Le entraron ganas de hacer entrar un poco de razón en la caja registradora que aquella mujer tenía por cabeza. Había conocido a demasiadas millonarias en su vida. Estaba harto. Se aflojó el nudo de la corbata. Se estaba ahogando en aquella oficina.

– No se olvide de que ya he contribuido económicamente a su campaña…

– ¿Qué?

– Mi donación…

– ¿De qué diablos está hablando? -un peligroso brillo asomó a sus ojos.

– Bueno, se trata de una donación bastante importante -prosiguió, complacida-. El señor Henderson se ocupó de todo lo necesario y me aseguró que usted se haría cargo personalmente de mi divorcio. También me dijo que me garantizaba que mi marido no me quitaría un céntimo de mi fortuna: al contrario, incluso que perdería buena parte de la suya…

Travis apretó la mandíbula y sus labios se curvaron en una sonrisa sombría.

– ¿Cuándo habló usted con el señor Henderson?

– La semana pasada… No, fue hace dos, cuando llamé para concertar una cita con usted.

«Hace dos semanas. Justo cuando descubrí las irregularidades de los libros de contabilidad», dijo Travis para sus adentros.

Eleanor Phillips se levantó de la silla y lo miró fríamente.

– Será franca con usted, señor McCord. Quiero divorciarme lo antes posible de mi marido y espero que usted lo deje sin blanca.

– Señora Phillips -él se levantó también, inclinándose hacia ella con gesto amenazador. Tenía la voz muy tranquila, como si estuviera hablando con un niño-. Ya le he dicho que yo no llevo divorcios. No sé lo que le dijo exactamente el señor Henderson, pero yo todavía no he decidido presentarme a gobernador del Estado.

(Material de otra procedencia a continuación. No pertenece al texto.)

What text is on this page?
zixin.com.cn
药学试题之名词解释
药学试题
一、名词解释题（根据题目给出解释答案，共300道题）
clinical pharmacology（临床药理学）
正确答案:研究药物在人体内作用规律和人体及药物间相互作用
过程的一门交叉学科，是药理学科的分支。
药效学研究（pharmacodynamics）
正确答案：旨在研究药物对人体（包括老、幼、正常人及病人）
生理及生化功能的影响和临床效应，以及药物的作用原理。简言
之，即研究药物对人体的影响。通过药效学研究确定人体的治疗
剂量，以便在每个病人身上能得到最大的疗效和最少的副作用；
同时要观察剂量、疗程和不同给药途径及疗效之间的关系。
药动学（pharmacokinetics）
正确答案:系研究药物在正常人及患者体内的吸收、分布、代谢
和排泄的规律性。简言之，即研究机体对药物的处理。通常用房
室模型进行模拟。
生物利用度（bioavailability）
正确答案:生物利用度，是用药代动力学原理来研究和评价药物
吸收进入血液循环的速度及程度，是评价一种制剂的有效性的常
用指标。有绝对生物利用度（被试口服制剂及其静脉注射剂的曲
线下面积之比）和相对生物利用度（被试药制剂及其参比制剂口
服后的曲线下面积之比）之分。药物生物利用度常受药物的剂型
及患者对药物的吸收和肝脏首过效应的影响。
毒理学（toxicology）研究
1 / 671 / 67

– Bueno, ya sé que no es oficial…

– Y tampoco sé nada de su donación. Porque si ése hubiera sido el caso, no la habría aceptado. De todas formas, puede usted estar segura de que el señor Henderson se la devolverá -«aunque para ello tenga que romperle todos los huesos», añadió en silencio.

– Entonces quizá sea mejor que hable con él. Porque le firmé un cheque de cinco mil dólares. Buena suerte, gobernador.

En el instante en que Eleanor Phillips abandonó el despacho, Travis marcó la extensión del despacho de Henderson. No hubo respuesta.

– Maldito miserable… -masculló, y colgó de golpe. Recogió su chaqueta y se la puso a toda prisa-. ¿Se puede saber a qué diablos estás jugando conmigo?